And he proceeded on the journey the next day, "as if nothing had happened"-and walked thirty miles. It was a strange idea, to keep a surgeon and then do his own surgery.
2. "A native about twenty-five years of age once applied to me, as a doctor, to extract the wooden barb of a spear, which, during a fight in the bush some four months previously, had entered his chest, just missing the heart, and penetrated the viscera to a considerable depth. The spear had been cut off, leaving the barb behind, which continued to force its way by muscular action gradually toward the back; and when I examined him I could feel a hard substance between the ribs below the left blade-bone. I made a deep incision, and with a pair of forceps extracted the barb, which was made, as usual, of hard wood about four inches long and from half an inch to an inch thick. It was very smooth, and partly digested, so to speak, by the maceration to which it had been exposed during its four months' journey through the body. The wound made by the spear had long since healed, leaving only a small cicatrix; and after the operation, which the native bore without flinching, he appeared to suffer no pain. Indeed, judging from his good state of health, the presence of the foreign matter did not materially annoy him. He was perfectly well in a few days."

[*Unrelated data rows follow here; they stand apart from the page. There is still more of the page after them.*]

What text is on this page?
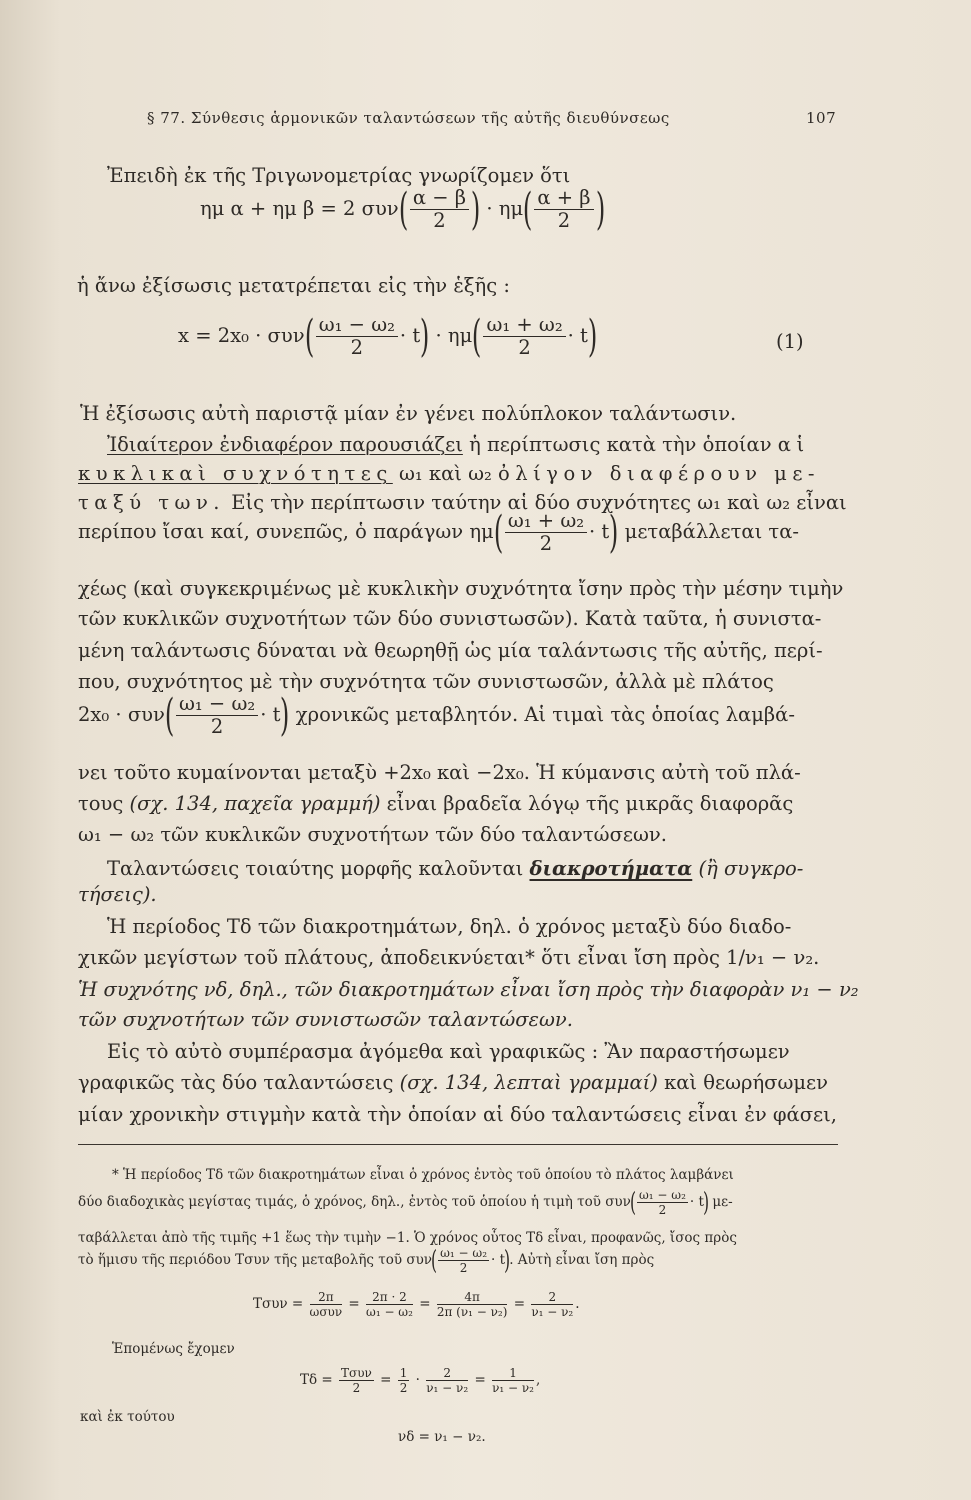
§ 77. Σύνθεσις ἁρμονικῶν ταλαντώσεων τῆς αὐτῆς διευθύνσεως	107
Ἐπειδὴ ἐκ τῆς Τριγωνομετρίας γνωρίζομεν ὅτι
ημ α + ημ β = 2 $\sigma\upsilon\nu( \frac{\alpha - \beta}{2}$ ) · $\eta\mu( \frac{\alpha + \beta}{2}$ )
ἡ ἄνω ἐξίσωσις μετατρέπεται εἰς τὴν ἑξῆς :
$x = 2x_0 \cdot \sigma\upsilon\nu( \frac{\text{ω₁ − ω₂}}{2} \cdot t) \cdot \eta\mu( \frac{\text{ω₁ + ω₂}}{2} \cdot t)$	(1)
Ἡ ἐξίσωσις αὐτὴ παριστᾷ μίαν ἐν γένει πολύπλοκον ταλάντωσιν.
Ἰδιαίτερον ἐνδιαφέρον παρουσιάζει ἡ περίπτωσις κατὰ τὴν ὁποίαν αἱ
κυκλικαὶ συχνότητες ω₁ καὶ ω₂ ὀλίγον διαφέρουν με-
ταξύ των. Εἰς τὴν περίπτωσιν ταύτην αἱ δύο συχνότητες ω₁ καὶ ω₂ εἶναι
περίπου ἴσαι καί, συνεπῶς, ὁ παράγων $\eta\mu( \frac{\text{ω₁ + ω₂}}{2} \cdot t)$ μεταβάλλεται τα-
χέως (καὶ συγκεκριμένως μὲ κυκλικὴν συχνότητα ἴσην πρὸς τὴν μέσην τιμὴν
τῶν κυκλικῶν συχνοτήτων τῶν δύο συνιστωσῶν). Κατὰ ταῦτα, ἡ συνιστα-
μένη ταλάντωσις δύναται νὰ θεωρηθῇ ὡς μία ταλάντωσις τῆς αὐτῆς, περί-
που, συχνότητος μὲ τὴν συχνότητα τῶν συνιστωσῶν, ἀλλὰ μὲ πλάτος
$2x_0 \cdot \sigma\upsilon\nu( \frac{\text{ω₁ − ω₂}}{2} \cdot t)$ χρονικῶς μεταβλητόν. Αἱ τιμαὶ τὰς ὁποίας λαμβά-
νει τοῦτο κυμαίνονται μεταξὺ +2x₀ καὶ −2x₀. Ἡ κύμανσις αὐτὴ τοῦ πλά-
τους (σχ. 134, παχεῖα γραμμή) εἶναι βραδεῖα λόγῳ τῆς μικρᾶς διαφορᾶς
ω₁ − ω₂ τῶν κυκλικῶν συχνοτήτων τῶν δύο ταλαντώσεων.
Ταλαντώσεις τοιαύτης μορφῆς καλοῦνται διακροτήματα (ἢ συγκρο-
τήσεις).
Ἡ περίοδος Tδ τῶν διακροτημάτων, δηλ. ὁ χρόνος μεταξὺ δύο διαδο-
χικῶν μεγίστων τοῦ πλάτους, ἀποδεικνύεται* ὅτι εἶναι ἴση πρὸς 1/ν₁ − ν₂.
Ἡ συχνότης νδ, δηλ., τῶν διακροτημάτων εἶναι ἴση πρὸς τὴν διαφορὰν ν₁ − ν₂
τῶν συχνοτήτων τῶν συνιστωσῶν ταλαντώσεων.
Εἰς τὸ αὐτὸ συμπέρασμα ἀγόμεθα καὶ γραφικῶς : Ἂν παραστήσωμεν
γραφικῶς τὰς δύο ταλαντώσεις (σχ. 134, λεπταὶ γραμμαί) καὶ θεωρήσωμεν
μίαν χρονικὴν στιγμὴν κατὰ τὴν ὁποίαν αἱ δύο ταλαντώσεις εἶναι ἐν φάσει,
* Ἡ περίοδος Tδ τῶν διακροτημάτων εἶναι ὁ χρόνος ἐντὸς τοῦ ὁποίου τὸ πλάτος λαμβάνει
δύο διαδοχικὰς μεγίστας τιμάς, ὁ χρόνος, δηλ., ἐντὸς τοῦ ὁποίου ἡ τιμὴ τοῦ $\sigma\upsilon\nu( \frac{\text{ω₁ − ω₂}}{2} \cdot t)$ με-
ταβάλλεται ἀπὸ τῆς τιμῆς +1 ἕως τὴν τιμὴν −1. Ὁ χρόνος οὗτος Tδ εἶναι, προφανῶς, ἴσος πρὸς
τὸ ἥμισυ τῆς περιόδου Tσυν τῆς μεταβολῆς τοῦ $\sigma\upsilon\nu( \frac{\text{ω₁ − ω₂}}{2} \cdot t)$. Αὐτὴ εἶναι ἴση πρὸς
Tσυν =	2π
$\omega\sigma\upsilon\nu = \frac{2\pi \cdot 2}{\text{ω₁ − ω₂}} = \frac{4\pi}{\text{2π (ν₁ − ν₂)}} = \frac{2}{\text{ν₁ − ν₂}}$ .
Ἑπομένως ἔχομεν
Tδ = Tσυν
2	= $\frac{1}{2} \cdot \frac{2}{\text{ν₁ − ν₂}} = \frac{1}{\text{ν₁ − ν₂}}$ ,
καὶ ἐκ τούτου
νδ = ν₁ − ν₂.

But No. 3 is my favorite. Whenever I read it I seem to enjoy all that the patient enjoyed-whatever it was: 3. "Once at King George's Sound a native presented himself to me with one leg only, and requested me to supply him with a wooden leg. He had traveled in this maimed state about ninety-six miles, for this purpose. I examined the limb, which had been severed just below the knee, and found that it had been charred by fire, while about two inches of the partially calcined bone protruded through the flesh. I at once removed this with the saw; and having made as presentable a stump of it as I could, covered the amputated end of the bone with a surrounding of muscle, and kept the patient a few days under my care to allow the wound to heal. On inquiring, the native told me that in a fight with other black-fellows a spear had struck his leg and penetrated the bone below the knee. Finding it was serious, he had recourse to the following crude and barbarous operation, which it appears is not uncommon among these people in their native state. He made a fire, and dug a hole in the earth only sufficiently large to admit his leg, and deep enough to allow the wounded part to be on a level with the surface of the ground. He then surrounded the limb with the live coals or charcoal, which was replenished until the leg was literally burnt off. The cauterization thus applied completely checked the hemorrhage, and he was able in a day or two to hobble down to the Sound, with the aid of a long stout stick, although he was more than a week on the road."
But he was a fastidious native. He soon discarded the wooden leg made for him by the doctor, because "it had no feeling in it." It must have had as much as the one he burnt off, I should think.
So much for the Aboriginals. It is difficult for me to let them alone. They are marvelously interesting creatures. For a quarter of a century, now, the several colonial governments have housed their remnants in comfortable stations, and fed them well and taken good care of them in every way. If I had found this out while I was in Australia I could have seen some of those people-but I didn't. I would walk thirty miles to see a stuffed one.
Australia has a slang of its own. This is a matter of course. The vast cattle and sheep industries, the strange aspects of the country, and the strange native animals, brute and human, are matters which would naturally breed a local slang. I have notes of this slang somewhere, but at the moment I can call to mind only a few of the words and phrases. They are expressive ones. The wide, sterile, unpeopled deserts have created eloquent phrases like "No Man's Land" and the "Never-never Country." Also this felicitous form: "She lives in the Never-never Country"-that is, she is an old maid. And this one is not without merit: "heifer-paddock"-young ladies' seminary. "Bail up" and "stick up" equivalent of our highwayman-term to "hold up" a stage-coach or a train. "New-chum" is the equivalent of our "tenderfoot"-new arrival.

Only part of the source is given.